自分らしくいるために譲れない「マイルール」は?

 自分らしく働くために、自分らしくキャリアを形成していくためには、ぶれない自分軸が必要かもしれません。お二人は、どんな「マイルール」を決めているのでしょうか。

鎌田 何かを選ぶときに「自分にとって自然かどうか」は常に考えています。言い換えれば、「不自然なことはやらない」。

龍崎 自分らしさ、つまり自分の「強み」を生かすために、「弱み」を補うメンバーを集めいいチームを作ることが大切だと思っています。自分にとっては苦手なことでも、世の中にはそれが得意な人もいるので。

 また、社会に対して「自分をよく見せ過ぎてしまう」ような「誤った自己イメージ」を伝えてしまうような仕事は、あまりしないように気を付けています。

鎌田 すごく分かります。いつの間にか、「キラキラとした成功イメージ」が強くなり過ぎることってありますよね。

龍崎 「社会には人の数だけキャリアがある」と思っている私がサクセスストーリーを語り、ロールモデルになり、それを他の方たちがお手本にする……という状況は、「自分の価値観とは違うもの」になってしまう。

「世界観や価値観で緩くつながって、共創していきたい」(龍崎さん)
「世界観や価値観で緩くつながって、共創していきたい」(龍崎さん)

 もちろん、私は特定の何かを批判をしたいわけではありません。ただ、私が自分らしくいるためには、「社会からの期待」と「自分にできること」の擦り合わせをきちんとする必要があるなと思っています。

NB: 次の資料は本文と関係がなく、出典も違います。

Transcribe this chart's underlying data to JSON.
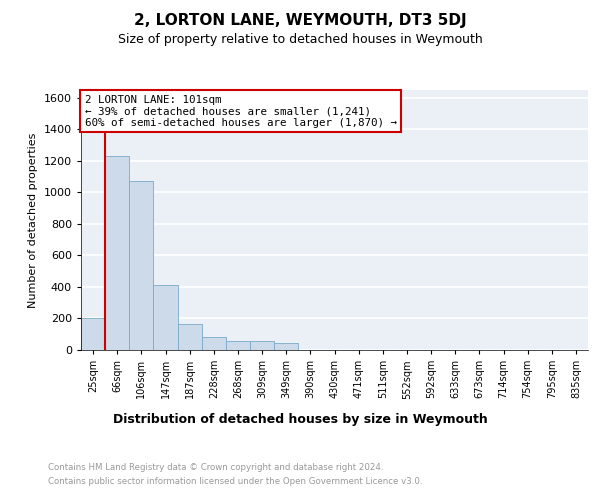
{
  "title": "2, LORTON LANE, WEYMOUTH, DT3 5DJ",
  "subtitle": "Size of property relative to detached houses in Weymouth",
  "xlabel": "Distribution of detached houses by size in Weymouth",
  "ylabel": "Number of detached properties",
  "bar_color": "#ccdaea",
  "bar_edge_color": "#7aaac8",
  "background_color": "#eaf0f6",
  "grid_color": "#ffffff",
  "annotation_box_color": "#cc0000",
  "annotation_line_color": "#cc0000",
  "categories": [
    "25sqm",
    "66sqm",
    "106sqm",
    "147sqm",
    "187sqm",
    "228sqm",
    "268sqm",
    "309sqm",
    "349sqm",
    "390sqm",
    "430sqm",
    "471sqm",
    "511sqm",
    "552sqm",
    "592sqm",
    "633sqm",
    "673sqm",
    "714sqm",
    "754sqm",
    "795sqm",
    "835sqm"
  ],
  "values": [
    200,
    1230,
    1070,
    410,
    165,
    80,
    60,
    55,
    45,
    0,
    0,
    0,
    0,
    0,
    0,
    0,
    0,
    0,
    0,
    0,
    0
  ],
  "annotation_line1": "2 LORTON LANE: 101sqm",
  "annotation_line2": "← 39% of detached houses are smaller (1,241)",
  "annotation_line3": "60% of semi-detached houses are larger (1,870) →",
  "ylim": [
    0,
    1650
  ],
  "yticks": [
    0,
    200,
    400,
    600,
    800,
    1000,
    1200,
    1400,
    1600
  ],
  "footer_line1": "Contains HM Land Registry data © Crown copyright and database right 2024.",
  "footer_line2": "Contains public sector information licensed under the Open Government Licence v3.0."
}
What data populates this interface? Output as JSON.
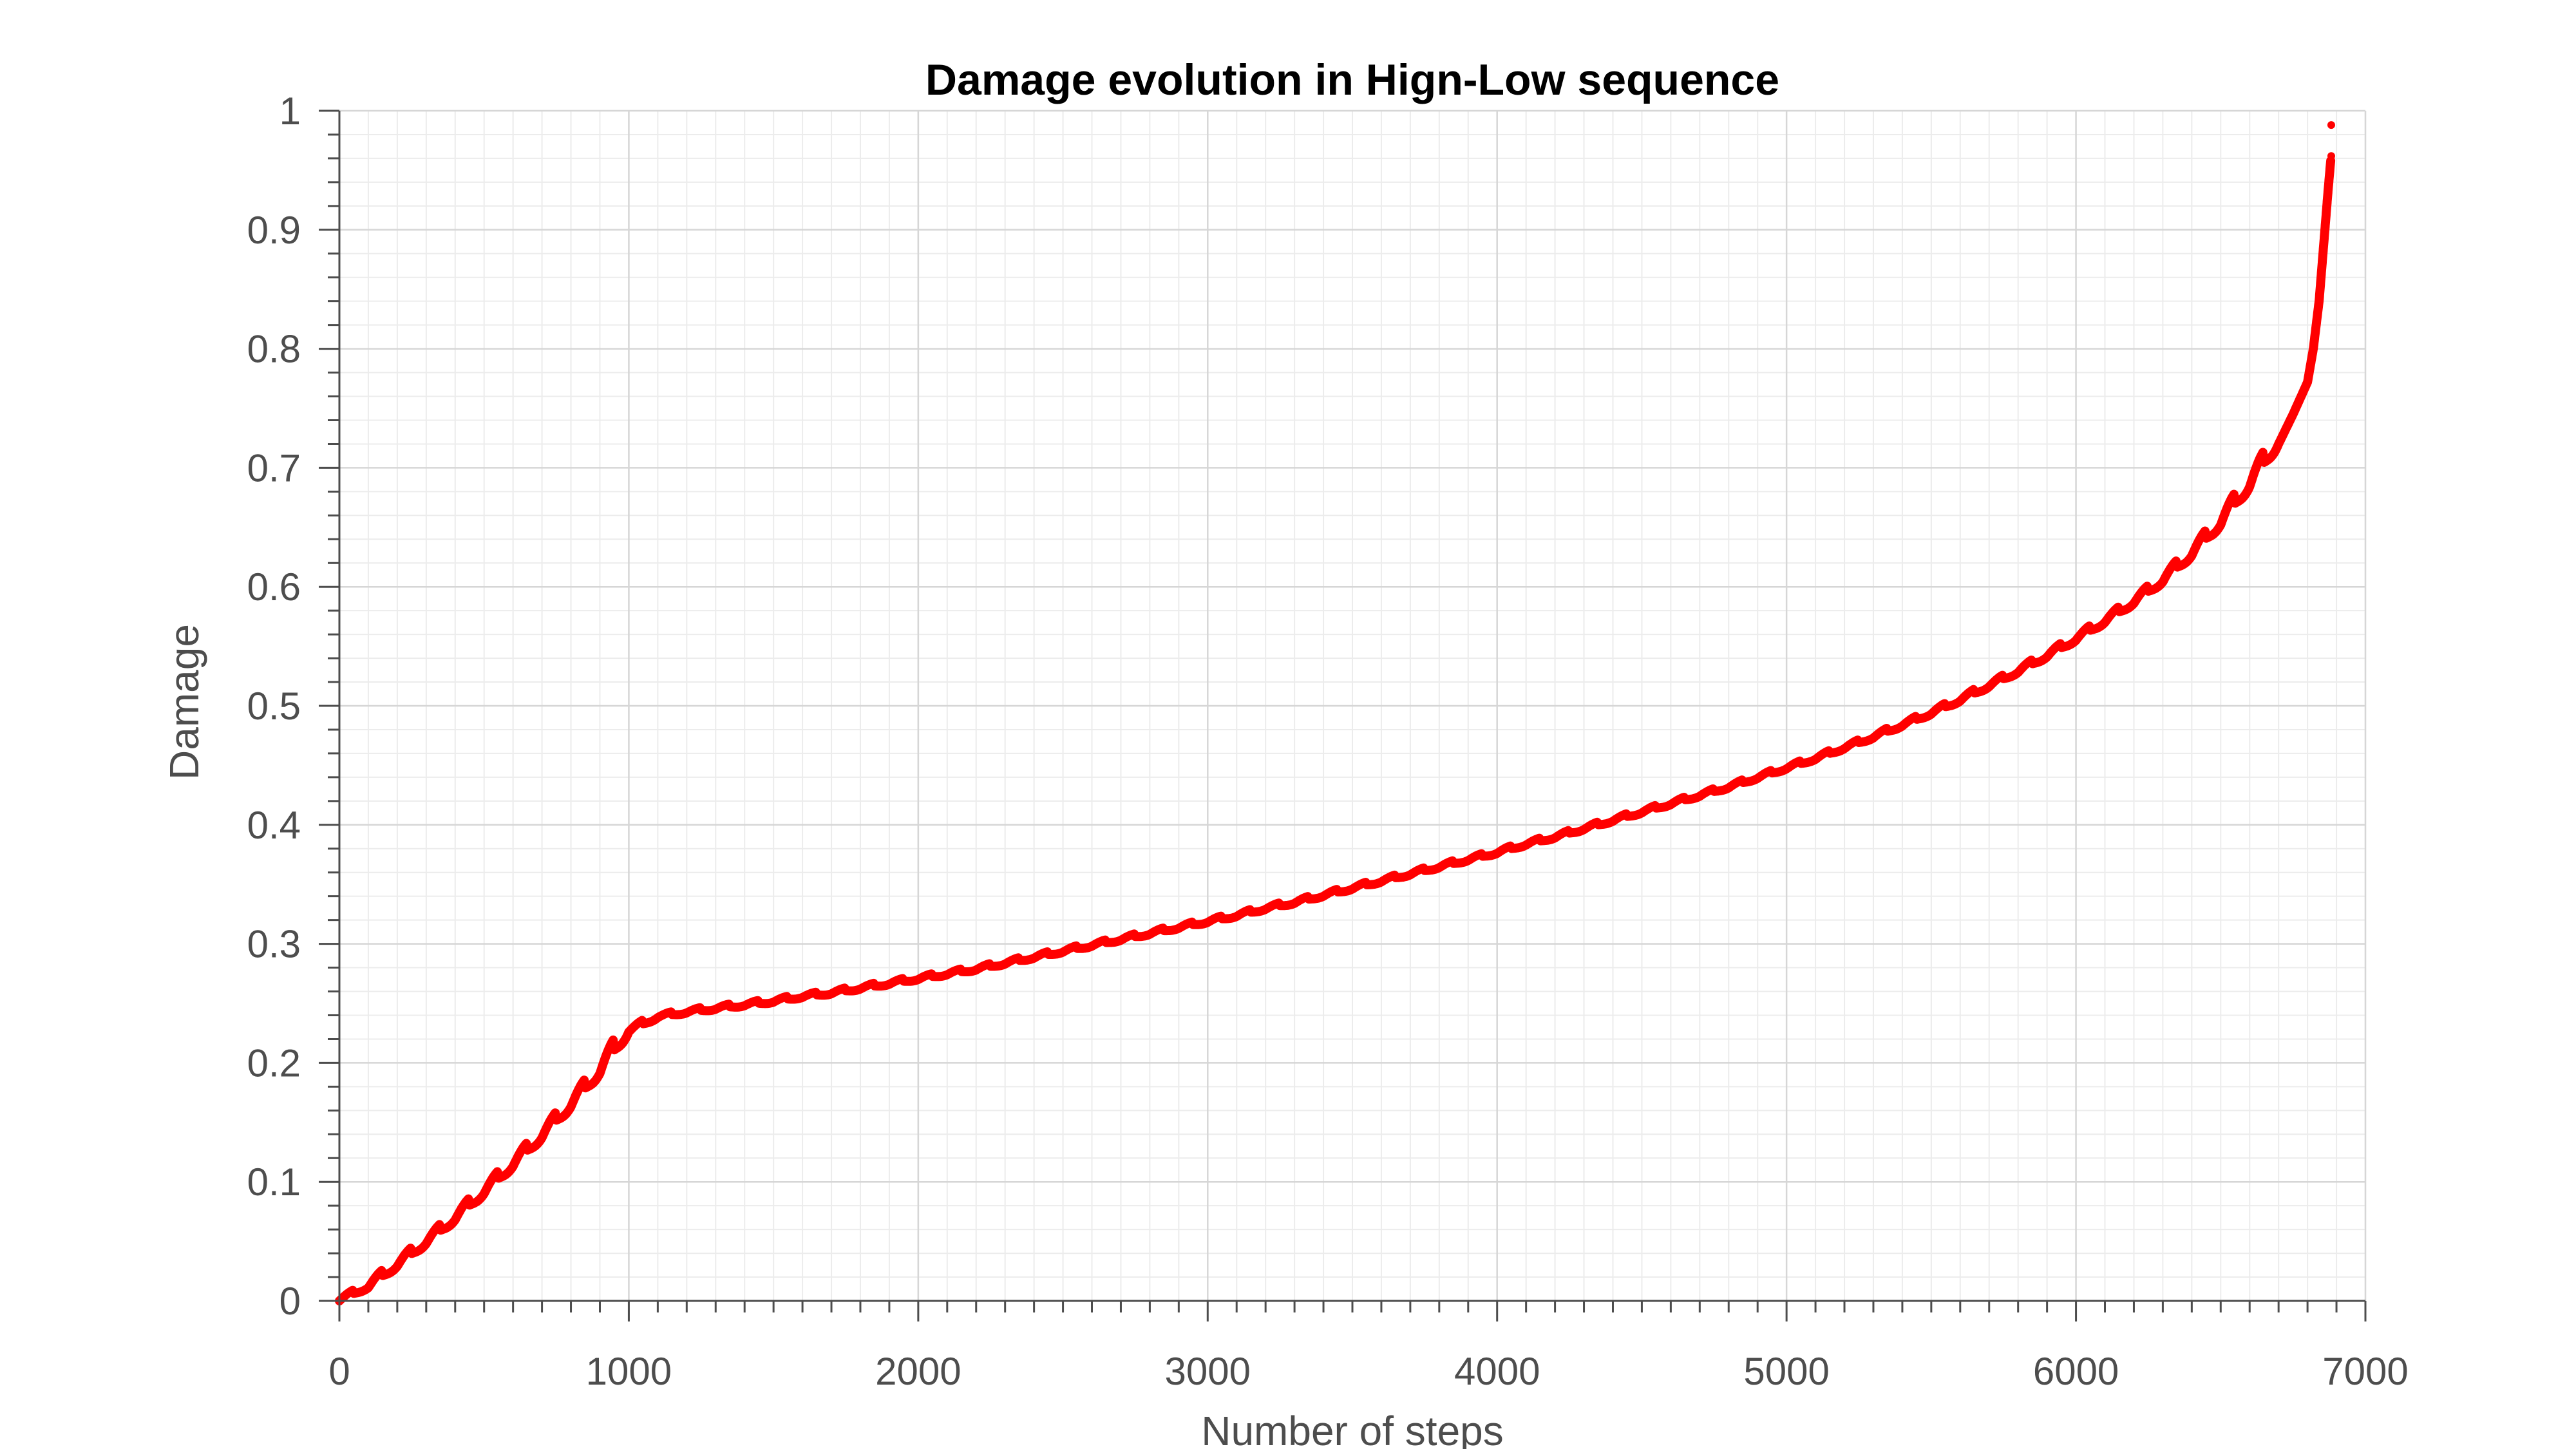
{
  "chart_data": {
    "type": "line",
    "title": "Damage evolution in Hign-Low sequence",
    "xlabel": "Number of steps",
    "ylabel": "Damage",
    "xlim": [
      0,
      7000
    ],
    "ylim": [
      0,
      1
    ],
    "x_ticks": [
      0,
      1000,
      2000,
      3000,
      4000,
      5000,
      6000,
      7000
    ],
    "x_tick_labels": [
      "0",
      "1000",
      "2000",
      "3000",
      "4000",
      "5000",
      "6000",
      "7000"
    ],
    "y_ticks": [
      0,
      0.1,
      0.2,
      0.3,
      0.4,
      0.5,
      0.6,
      0.7,
      0.8,
      0.9,
      1
    ],
    "y_tick_labels": [
      "0",
      "0.1",
      "0.2",
      "0.3",
      "0.4",
      "0.5",
      "0.6",
      "0.7",
      "0.8",
      "0.9",
      "1"
    ],
    "grid": true,
    "minor_grid": true,
    "series": [
      {
        "color": "#ff0000",
        "x": [
          0,
          100,
          200,
          300,
          400,
          500,
          600,
          700,
          800,
          900,
          1000,
          1100,
          1200,
          1300,
          1400,
          1500,
          1600,
          1700,
          1800,
          1900,
          2000,
          2100,
          2200,
          2300,
          2400,
          2500,
          2600,
          2700,
          2800,
          2900,
          3000,
          3100,
          3200,
          3300,
          3400,
          3500,
          3600,
          3700,
          3800,
          3900,
          4000,
          4100,
          4200,
          4300,
          4400,
          4500,
          4600,
          4700,
          4800,
          4900,
          5000,
          5100,
          5200,
          5300,
          5400,
          5500,
          5600,
          5700,
          5800,
          5900,
          6000,
          6100,
          6200,
          6300,
          6400,
          6500,
          6600,
          6700,
          6750,
          6800,
          6820,
          6840,
          6850,
          6860,
          6870,
          6880
        ],
        "y": [
          0,
          0.011,
          0.029,
          0.048,
          0.068,
          0.09,
          0.113,
          0.137,
          0.163,
          0.191,
          0.226,
          0.238,
          0.242,
          0.245,
          0.248,
          0.251,
          0.255,
          0.258,
          0.262,
          0.266,
          0.27,
          0.274,
          0.278,
          0.283,
          0.288,
          0.293,
          0.298,
          0.303,
          0.308,
          0.313,
          0.318,
          0.323,
          0.329,
          0.334,
          0.34,
          0.346,
          0.352,
          0.358,
          0.364,
          0.37,
          0.376,
          0.383,
          0.389,
          0.396,
          0.403,
          0.41,
          0.417,
          0.424,
          0.431,
          0.439,
          0.447,
          0.455,
          0.464,
          0.473,
          0.483,
          0.493,
          0.504,
          0.516,
          0.528,
          0.541,
          0.555,
          0.57,
          0.586,
          0.604,
          0.626,
          0.652,
          0.684,
          0.72,
          0.745,
          0.772,
          0.8,
          0.84,
          0.87,
          0.9,
          0.93,
          0.958
        ]
      }
    ],
    "outlier_points": [
      {
        "x": 6882,
        "y": 0.988
      },
      {
        "x": 6882,
        "y": 0.962
      }
    ]
  }
}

鎌田 ロールモデルに憧れることは、実はその「人」ではなく、「その人が持っている世界観や価値観」に共感している。だから憧れ先を特定の誰かから少しずらし、共感している世界観や価値観そのものを共有できる場をつくることって、すごく大事だと思います。

これまでに一番「影響を受けた人物」は?

 学生起業家として活躍するお二人。きっとロールモデルがいるに違いない――と思い、誰に影響を受けたのかを聞いてみました。なんとお二人とも答えは同じ!

鎌田龍崎 両親です!

龍崎 私は「自分の意思で選択する」ことを奨励する家庭で育ちました。「自立心を養うような教育をする」がポリシーの母は、2・3歳の頃からお祭りで当たったおもちゃを選ぶときでも、絶対に私に選ばせるようにしていたそうです。

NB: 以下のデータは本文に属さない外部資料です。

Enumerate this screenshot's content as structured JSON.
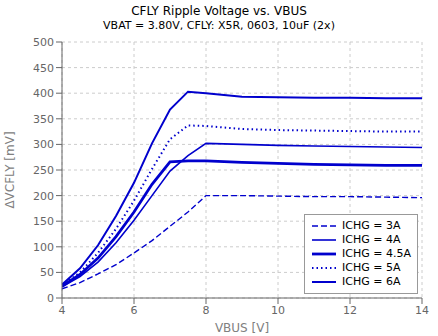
{
  "chart_data": {
    "type": "line",
    "title": "CFLY Ripple Voltage vs. VBUS",
    "subtitle": "VBAT = 3.80V, CFLY: X5R, 0603, 10uF (2x)",
    "xlabel": "VBUS [V]",
    "ylabel": "ΔVCFLY [mV]",
    "xlim": [
      4,
      14
    ],
    "ylim": [
      0,
      500
    ],
    "xticks": [
      4,
      6,
      8,
      10,
      12,
      14
    ],
    "yticks": [
      0,
      50,
      100,
      150,
      200,
      250,
      300,
      350,
      400,
      450,
      500
    ],
    "grid": true,
    "legend": "lower right",
    "x": [
      4.0,
      4.5,
      5.0,
      5.5,
      6.0,
      6.5,
      7.0,
      7.5,
      8.0,
      9.0,
      10.0,
      11.0,
      12.0,
      13.0,
      14.0
    ],
    "series": [
      {
        "name": "ICHG = 3A",
        "color": "#0000cd",
        "line_style": "dashed",
        "values": [
          18,
          30,
          47,
          65,
          88,
          112,
          140,
          168,
          200,
          200,
          199,
          198,
          198,
          197,
          196
        ]
      },
      {
        "name": "ICHG = 4A",
        "color": "#0000cd",
        "line_style": "solid",
        "values": [
          22,
          42,
          70,
          108,
          152,
          200,
          248,
          278,
          302,
          300,
          298,
          297,
          296,
          295,
          294
        ]
      },
      {
        "name": "ICHG = 4.5A",
        "color": "#0000cd",
        "line_style": "solid",
        "values": [
          23,
          46,
          78,
          120,
          168,
          222,
          266,
          268,
          268,
          265,
          263,
          261,
          260,
          259,
          259
        ]
      },
      {
        "name": "ICHG = 5A",
        "color": "#0000cd",
        "line_style": "dotted",
        "values": [
          24,
          50,
          88,
          135,
          190,
          252,
          310,
          337,
          336,
          330,
          328,
          327,
          326,
          325,
          325
        ]
      },
      {
        "name": "ICHG = 6A",
        "color": "#0000cd",
        "line_style": "solid",
        "values": [
          26,
          58,
          103,
          160,
          225,
          302,
          368,
          403,
          400,
          393,
          392,
          391,
          391,
          390,
          390
        ]
      }
    ]
  }
}
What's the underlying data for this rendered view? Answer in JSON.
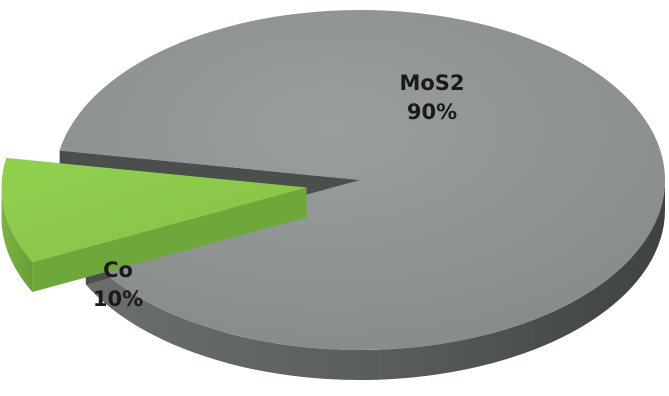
{
  "chart_data": {
    "type": "pie",
    "style": "3d-exploded",
    "slices": [
      {
        "label": "MoS2",
        "value": 90,
        "value_label": "90%",
        "color": "#8c9190",
        "side_color": "#4a4e4d",
        "exploded": false
      },
      {
        "label": "Co",
        "value": 10,
        "value_label": "10%",
        "color": "#8ecd4c",
        "side_color": "#6fa83a",
        "exploded": true
      }
    ]
  }
}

鎌田 私の両親も同じなので驚きました。例えば、私は小学生の時にピアノを習っていたのですが、自分から習いたいと言ったくせに、数年たつと明らかに飽きていたそう。「辞める?」と両親が言うのは簡単ですが、子どもの決断を親が奪わないよう「辞めたい」と自分で決めて言い出すまでずっと待っていてくれました。

「本気で探らないと、自分の世界観や価値観は出てこない。それをきちんと社会に実装し、一緒につくっていける人が増えていってほしいですね」(鎌田さん)
「本気で探らないと、自分の世界観や価値観は出てこない。それをきちんと社会に実装し、一緒につくっていける人が増えていってほしいですね」(鎌田さん)

龍崎 この「選択」って、価値観の形成にも影響しますよね。私は「自分のアイデンティティーは選択を通してしか見いだせない」と思っているので、世の中にはたくさんの選択肢があってほしいし、その中から選択を積み重ねて、「なぜ自分がそれを選んだのか」を掘り下げることが大切だと思います。

鎌田 確かに。選択を誰かに委ねていたら、人生のハンドルを自分で握れていない状態になる。反対に「自分で選択する」という体験を積み重ねれば、それが自信にもつながりますよね。